Apart, Together is an urban cinema screen consisting of multiple colors, each capable of being chroma-keyed to display different images and films. Drawing from Columbus’ iconic architecture and the formal and experiential qualities of kinematic op art, the scenographic installation undulates to reveal forms and sightlines as one moves around the piece.
Running parallel to 4th Street, the screen establishes a new visual and spatial boundary to enclose Ovation Plaza. Embracing the Yes And theme, the Yes acknowledges the site's existing live public performances and its vision for outdoor film screenings. Meanwhile, the And takes shape as a hybrid physical-digital screen, designed to amplify content from our community partners, YES Cinema and the Lincoln-Central Neighborhood Family Center.

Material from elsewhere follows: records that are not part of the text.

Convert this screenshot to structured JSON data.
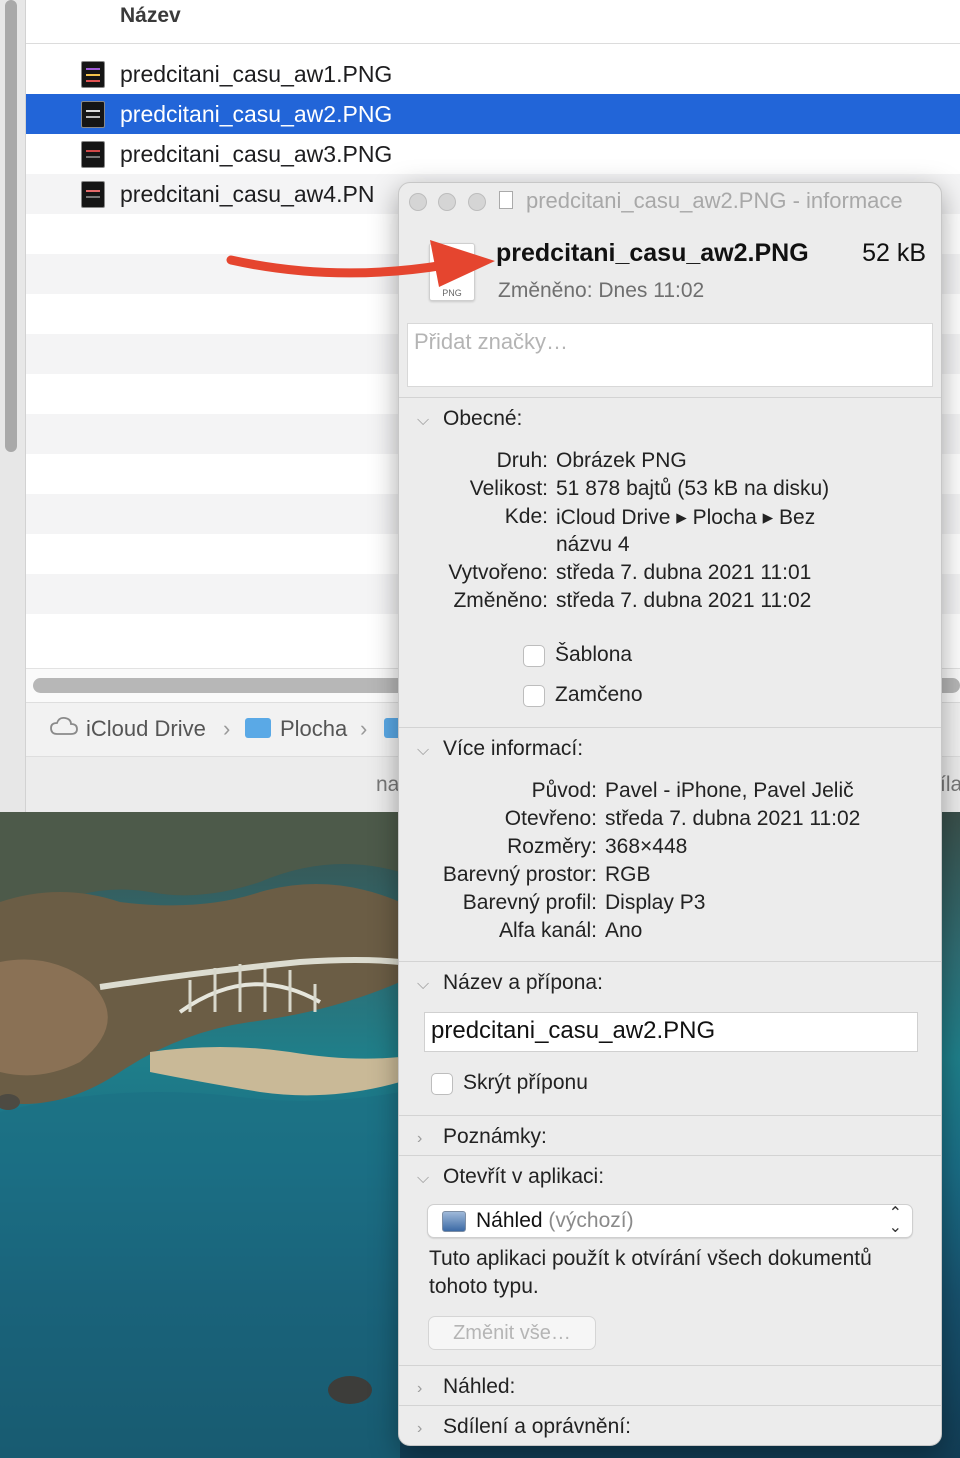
{
  "finder": {
    "column_header": "Název",
    "files": [
      {
        "name": "predcitani_casu_aw1.PNG",
        "selected": false
      },
      {
        "name": "predcitani_casu_aw2.PNG",
        "selected": true
      },
      {
        "name": "predcitani_casu_aw3.PNG",
        "selected": false
      },
      {
        "name": "predcitani_casu_aw4.PN",
        "selected": false
      }
    ],
    "pathbar": [
      "iCloud Drive",
      "Plocha"
    ],
    "status_left": "na",
    "status_right": "íla"
  },
  "info": {
    "title": "predcitani_casu_aw2.PNG - informace",
    "file_name": "predcitani_casu_aw2.PNG",
    "file_size": "52 kB",
    "icon_label": "PNG",
    "modified_line": "Změněno: Dnes 11:02",
    "tags_placeholder": "Přidat značky…",
    "general": {
      "title": "Obecné:",
      "druh_k": "Druh:",
      "druh_v": "Obrázek PNG",
      "velikost_k": "Velikost:",
      "velikost_v": "51 878 bajtů (53 kB na disku)",
      "kde_k": "Kde:",
      "kde_v1": "iCloud Drive ▸ Plocha ▸ Bez",
      "kde_v2": "názvu 4",
      "vytvoreno_k": "Vytvořeno:",
      "vytvoreno_v": "středa 7. dubna 2021 11:01",
      "zmeneno_k": "Změněno:",
      "zmeneno_v": "středa 7. dubna 2021 11:02",
      "sablona": "Šablona",
      "zamceno": "Zamčeno"
    },
    "more": {
      "title": "Více informací:",
      "puvod_k": "Původ:",
      "puvod_v": "Pavel - iPhone, Pavel Jelič",
      "otevreno_k": "Otevřeno:",
      "otevreno_v": "středa 7. dubna 2021 11:02",
      "rozmery_k": "Rozměry:",
      "rozmery_v": "368×448",
      "prostor_k": "Barevný prostor:",
      "prostor_v": "RGB",
      "profil_k": "Barevný profil:",
      "profil_v": "Display P3",
      "alfa_k": "Alfa kanál:",
      "alfa_v": "Ano"
    },
    "name_ext": {
      "title": "Název a přípona:",
      "value": "predcitani_casu_aw2.PNG",
      "hide_ext": "Skrýt příponu"
    },
    "notes_title": "Poznámky:",
    "open_with": {
      "title": "Otevřít v aplikaci:",
      "app": "Náhled",
      "default": "(výchozí)",
      "description": "Tuto aplikaci použít k otvírání všech dokumentů tohoto typu.",
      "change_all": "Změnit vše…"
    },
    "preview_title": "Náhled:",
    "sharing_title": "Sdílení a oprávnění:"
  },
  "colors": {
    "selection": "#2265d8",
    "arrow": "#e5452f"
  }
}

The multi-experiential installation celebrates the plurality of individual interests, sensibilities, and preferences of the Lincoln-Central Neighborhood and consolidates them within a shared civic space to allow Columbus’ residents to be Apart, Together.
The public schools in Columbus showcase the creativity of many influential voices in Modern Architecture by combining striking roof forms, materials, and landscapes. While these schools celebrate imagination, we acknowledge that the classroom remains largely unexplored. They continue to reflect the past, resembling a box with a teacher-led front and back, which has historically prevented students from all backgrounds from learning in a self-determined and empowering environment.
PUBLIC/SCHOOL/GROUNDS draws inspiration from the dynamic roofscapes of Columbus public schools to create a variety of colorful, hard, soft, and furry platforms that break the conventional boundaries of the classroom, fostering a sense of openness and spontaneity in educational environments. This installation experiments with new arrangements for learning spaces that incorporate materials and sounds from the classroom and schoolyard to engage multiple senses, encouraging students of all ages to learn in new reposes, clusters, and heights. This outdoor classroom has no back-row students or marker boards. Instead, they will discover nooks to learn together and from one another, promoting a student-led environment.
PUBLIC/SCHOOL/GROUNDS extends the legacy of architectural exploration in Columbus into the classroom to bolster creativity and curiosity.